Nuclear Disarmament Debate
Full Debate: Read Full DebateLord Thomas of Swynnerton
Main Page: Lord Thomas of Swynnerton (Crossbench - Life peer)Department Debates - View all Lord Thomas of Swynnerton's debates with the Foreign, Commonwealth & Development Office
(11 years, 10 months ago)
Lords ChamberMy Lords, like other noble Lords I regard it as a privilege to be present at the last speech of the noble and gallant Lord, Lord Bramall. His presence here, like that of the noble Lord, Lord Ramsbotham, and the noble and gallant Lord, Lord Craig, reminds us of the contribution that Chiefs of Staff and other soldiers, or people of military training, make to this House. For that reason a chamber like this is not easily found in any other legislature.
In this debate I speak as a dinosaur. I became interested in the question of disarmament and nuclear weapons in 1954, when I was briefly the secretary of the British delegation to the sub-committee of the Disarmament Commission. How optimistic we were in those days. We were led brilliantly by a lost leader, Sir Anthony Nutting. We had with us M Jules Moch, one of the most brilliant and eloquent French socialists. We also had Governor Harold Stassen, who had been a presidential candidate in the previous United States election. We also had the spiky and bureaucratic presence of Mr Gromyko and Mr Malik for the Soviet Union, but they were not as bad as they are sometimes cracked up to be—or, rather, cracked down to be. On one occasion, in May 1955, when I was there, the Soviet Union accepted the British and western disarmament proposals. This was an alarming moment for us. We had to reconsider everything about which we had been talking for a long time.
The Soviet Union also made the interesting observation that there were circumstances beyond international control that could not be guaranteed by any imaginable inspection agency. We had suspected this since an article on the subject had been written in the Spectator the previous autumn by the distinguished physicist Sir George Thomson. No one took much notice of it and we continued our deliberations.
I remember those occasions in the mid-1950s for several other reasons. There was a preoccupation with interweaving the question of nuclear disarmament with that of conventional disarmament. We put forward the idea that before we took any nuclear disarmament steps of our own, we would insist on a one-third cut in Soviet conventional forces. That was one important element. Another was that we talked a great deal about a control and inspection agency, which, even if it was not perfect, would be a great deal better than anything that we had at the time. If there were ever to be the kind of nuclear catastrophe that the noble Lord, Lord Browne, mentioned, our minds would come round immediately to the idea of something similar.
The United States began the Cold War with a proposal for the complete international ownership and management of nuclear activities.

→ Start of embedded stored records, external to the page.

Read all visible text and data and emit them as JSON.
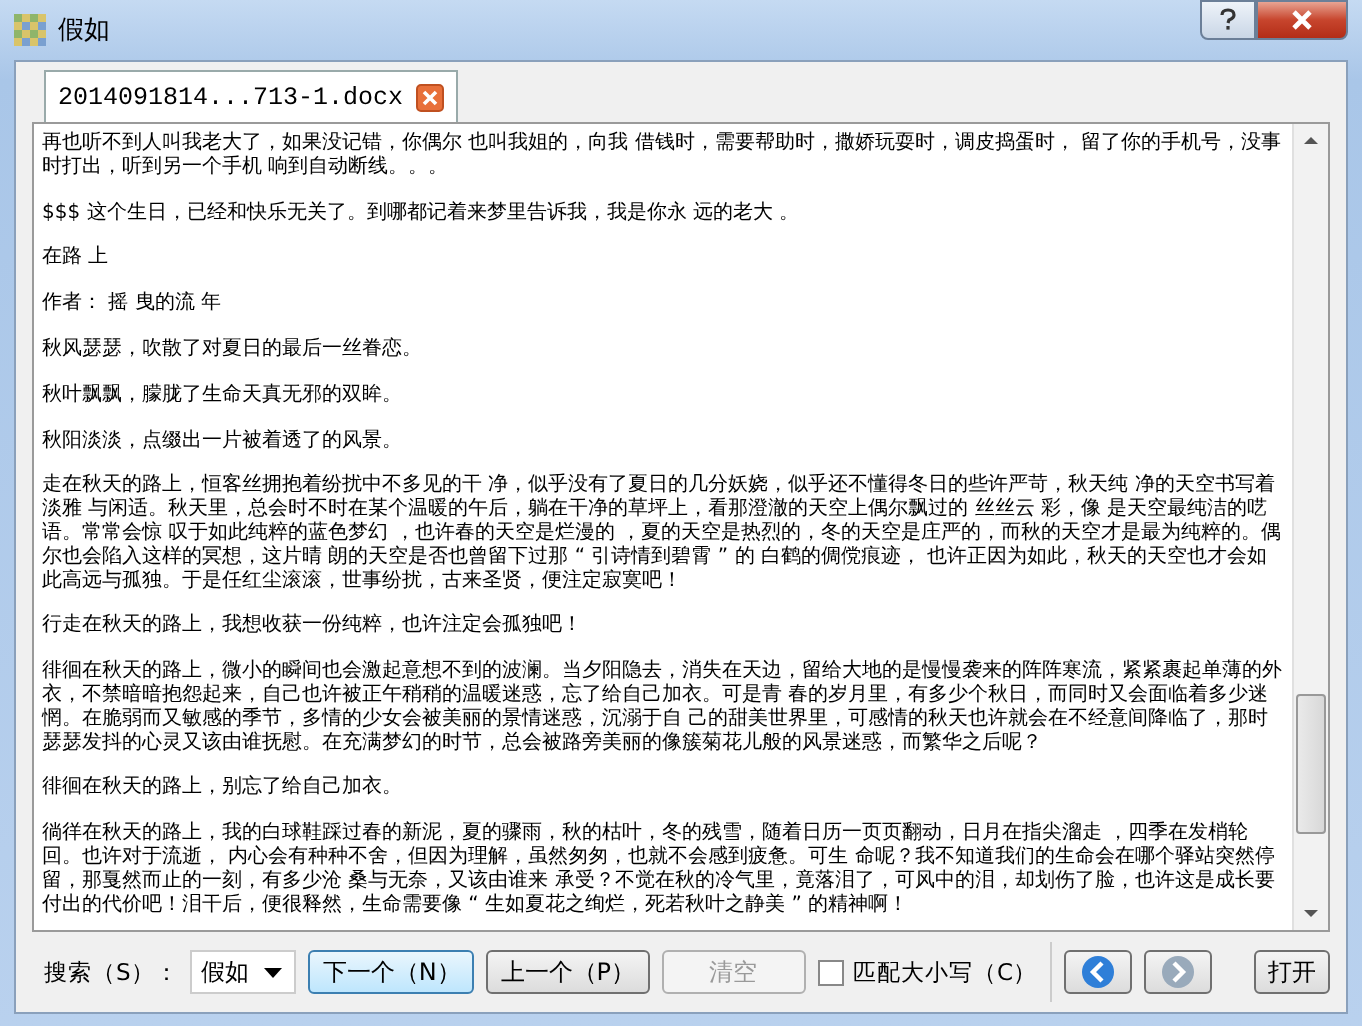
{
  "window": {
    "title": "假如"
  },
  "tabs": [
    {
      "label": "2014091814...713-1.docx",
      "selected": true
    }
  ],
  "document": {
    "paragraphs": [
      "再也听不到人叫我老大了，如果没记错，你偶尔 也叫我姐的，向我 借钱时，需要帮助时，撒娇玩耍时，调皮捣蛋时， 留了你的手机号，没事时打出，听到另一个手机 响到自动断线。。。",
      "$$$ 这个生日，已经和快乐无关了。到哪都记着来梦里告诉我，我是你永 远的老大 。",
      "在路 上",
      "作者： 摇 曳的流 年",
      "秋风瑟瑟，吹散了对夏日的最后一丝眷恋。",
      "秋叶飘飘，朦胧了生命天真无邪的双眸。",
      "秋阳淡淡，点缀出一片被着透了的风景。",
      "走在秋天的路上，恒客丝拥抱着纷扰中不多见的干 净，似乎没有了夏日的几分妖娆，似乎还不懂得冬日的些许严苛，秋天纯 净的天空书写着淡雅 与闲适。秋天里，总会时不时在某个温暖的午后，躺在干净的草坪上，看那澄澈的天空上偶尔飘过的 丝丝云 彩，像 是天空最纯洁的呓语。常常会惊 叹于如此纯粹的蓝色梦幻 ，也许春的天空是烂漫的 ，夏的天空是热烈的，冬的天空是庄严的，而秋的天空才是最为纯粹的。偶尔也会陷入这样的冥想，这片晴 朗的天空是否也曾留下过那 “ 引诗情到碧霄 ” 的 白鹤的倜傥痕迹， 也许正因为如此，秋天的天空也才会如此高远与孤独。于是任红尘滚滚，世事纷扰，古来圣贤，便注定寂寞吧！",
      "行走在秋天的路上，我想收获一份纯粹，也许注定会孤独吧！",
      "徘徊在秋天的路上，微小的瞬间也会激起意想不到的波澜。当夕阳隐去，消失在天边，留给大地的是慢慢袭来的阵阵寒流，紧紧裹起单薄的外衣，不禁暗暗抱怨起来，自己也许被正午稍稍的温暖迷惑，忘了给自己加衣。可是青 春的岁月里，有多少个秋日，而同时又会面临着多少迷惘。在脆弱而又敏感的季节，多情的少女会被美丽的景情迷惑，沉溺于自 己的甜美世界里，可感情的秋天也许就会在不经意间降临了，那时瑟瑟发抖的心灵又该由谁抚慰。在充满梦幻的时节，总会被路旁美丽的像簇菊花儿般的风景迷惑，而繁华之后呢？",
      "徘徊在秋天的路上，别忘了给自己加衣。",
      "徜徉在秋天的路上，我的白球鞋踩过春的新泥，夏的骤雨，秋的枯叶，冬的残雪，随着日历一页页翻动，日月在指尖溜走 ，四季在发梢轮回。也许对于流逝， 内心会有种种不舍，但因为理解，虽然匆匆，也就不会感到疲惫。可生 命呢？我不知道我们的生命会在哪个驿站突然停留，那戛然而止的一刻，有多少沧 桑与无奈，又该由谁来 承受？不觉在秋的冷气里，竟落泪了，可风中的泪，却划伤了脸，也许这是成长要付出的代价吧！泪干后，便很释然，生命需要像 “ 生如夏花之绚烂，死若秋叶之静美 ” 的精神啊！"
    ]
  },
  "search": {
    "label": "搜索（S）：",
    "value": "假如"
  },
  "buttons": [
    {
      "label": "下一个（N）",
      "disabled": false,
      "focused": true
    },
    {
      "label": "上一个（P）",
      "disabled": false,
      "focused": false
    },
    {
      "label": "清空",
      "disabled": true,
      "focused": false
    }
  ],
  "match_case": {
    "label": "匹配大小写（C）",
    "checked": false
  },
  "open_button": {
    "label": "打开"
  }
}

There was to be no distinction between peaceful and military uses. Both would be organised and owned by an international control agency that would have the unique capacity to deal with nuclear possibilities. That seems a very idealistic and improbable concept now, but I think that if there were to be a catastrophe, we would probably find ourselves going back to all sorts of interesting ideas that were rejected because they were considered impractical in the past.
What happened—I make no bones about citing something that happened over 60 years ago—was that at the end of the world war, there was a great deal of pressure among United States scientists to devise some method of putting the genie that they had unleashed back in the bottle. First, Dr Oppenheimer devised a scheme that was made political by two distinguished United States politicians, Mr Dean Acheson and the head of the Tennessee Valley Authority, Mr David Lilienthal. The scheme was for complete international ownership of nuclear weapons. It was thought that the controllers would remain happy because they would have something to do. They would not just be checking that people were not making mistakes but helping to develop the nuclear industry of the world. That was put forward as a United States proposal by Mr Truman in May 1946, and the spokesman was the improbable figure of a businessman called Bernard Baruch, who was a great friend of Winston Churchill, as was Mr Truman. This scheme was considered to be the best way of scientists making up for what they had done by creating such a dangerous world with nuclear weapons.
It is not certain, fortunately, that there will be any kind of breakdown that would justify such extreme reconsideration. After all, gas was not used in the Second World War, although when people talked about war in the 1930s, it was thought likely that it would be used. Indeed, the self-control of states in not using nuclear weapons has been one of the striking elements of international politics since 1945. Nevertheless, it may happen. There may be a catastrophe and, if so, we should be prepared to take extreme measures afterwards to organise a method of survival.